Although the XR-1's problems seemed to be approaching resolution by late 1944, the protracted development of the aircraft meant that alternative, improved helicopters, such as Sikorsky's XR-4, less expensive and more maneuverable than Platt-LePage's aircraft, were becoming available. In addition, even the XR-1A's improvements had failed to cure the aircraft of all of its control and vibration problems, and the AAF's Air Materiel Command considered the company "inept" in its work, applying a "hit-or-miss method" to research and development. As a result of this assessment, the Army's contracts with the company were universally cancelled in early April 1945.

Following the cancellation of the Army's contract, the XR-1 was returned to the company, Platt-LePage believing that the design had potential as a civilian aircraft. The planned civilian version, the PL-9, would have been an enlarged, twin-engined aircraft; however Platt-LePage was by now in serious financial difficulty following the cancellation of its Army contract, and in mid 1946 the XR-1's flight test program was concluded, the aircraft being retired to the Smithsonian Institution.

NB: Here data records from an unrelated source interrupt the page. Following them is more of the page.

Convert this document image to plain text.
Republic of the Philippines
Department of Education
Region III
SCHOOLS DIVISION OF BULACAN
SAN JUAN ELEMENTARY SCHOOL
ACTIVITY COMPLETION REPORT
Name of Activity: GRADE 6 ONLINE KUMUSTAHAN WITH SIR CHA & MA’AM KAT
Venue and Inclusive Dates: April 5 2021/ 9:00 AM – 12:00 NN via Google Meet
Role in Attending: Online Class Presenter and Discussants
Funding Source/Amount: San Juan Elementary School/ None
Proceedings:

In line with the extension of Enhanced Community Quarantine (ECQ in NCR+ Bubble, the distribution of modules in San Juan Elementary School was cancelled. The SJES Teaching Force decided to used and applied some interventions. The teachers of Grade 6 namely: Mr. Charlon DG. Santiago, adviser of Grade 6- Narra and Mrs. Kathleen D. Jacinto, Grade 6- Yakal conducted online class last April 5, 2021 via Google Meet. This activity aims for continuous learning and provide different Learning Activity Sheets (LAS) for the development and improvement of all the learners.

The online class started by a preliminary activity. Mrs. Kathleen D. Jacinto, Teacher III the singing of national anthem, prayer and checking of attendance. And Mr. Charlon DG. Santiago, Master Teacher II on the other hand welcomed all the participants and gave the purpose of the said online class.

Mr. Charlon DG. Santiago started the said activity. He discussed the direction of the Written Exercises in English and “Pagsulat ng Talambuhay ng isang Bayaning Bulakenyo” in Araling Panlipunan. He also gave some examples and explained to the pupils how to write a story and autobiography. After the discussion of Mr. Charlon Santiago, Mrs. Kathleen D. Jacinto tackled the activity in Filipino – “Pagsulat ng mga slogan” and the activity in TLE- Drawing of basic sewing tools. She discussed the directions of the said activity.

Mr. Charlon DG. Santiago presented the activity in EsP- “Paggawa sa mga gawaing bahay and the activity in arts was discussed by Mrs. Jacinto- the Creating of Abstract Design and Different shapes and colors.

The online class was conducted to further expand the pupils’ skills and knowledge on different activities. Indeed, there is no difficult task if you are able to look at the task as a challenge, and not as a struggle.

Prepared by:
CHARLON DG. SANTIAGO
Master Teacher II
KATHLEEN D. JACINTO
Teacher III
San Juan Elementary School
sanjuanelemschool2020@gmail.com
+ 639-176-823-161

In the meantime, the company's former test pilot, Lou Leavitt, had purchased the wreckage of the XR-1A at a price of 4 cents per pound. Leavitt was a pilot with Helicopter Air Transport, which was providing helicopter services in anticipation of a postwar aviation boom, and the XR-1A was returned to flying condition. The projected boom failed to materialise, however, and HAT quickly entered bankruptcy, selling the XR-1A to Frank Piasecki, another former Platt-LePage employee who had now started his own helicopter company. Leavitt flew the helicopter to Piasecki, who never flew it due to airworthiness concerns, and used the airframe in the development of the PA-2B, a planned tiltrotor which failed to proceed beyond the mock-up stage.

==Variants==
- XR-1
First prototype; one built.
- XR-1A
Second prototype with increased cockpit glazing and improved engine; one built.
- YR-1A
Seven pre-production aircraft ordered; contract cancelled before any completed.
- Piasecki PA-2B
Proposed tiltrotor based on XR-1 airframe; not built.

==Operators==
- USA
United States Army Air Forces

==Surviving aircraft==
Following the conclusion of flight testing, the XR-1 was returned to the Army Air Forces, who placed the aircraft in storage before donating it to the Smithsonian Institution's National Air and Space Museum. The unrestored aircraft is stored at the Paul Garber Restoration and Storage Facility in "remarkable condition".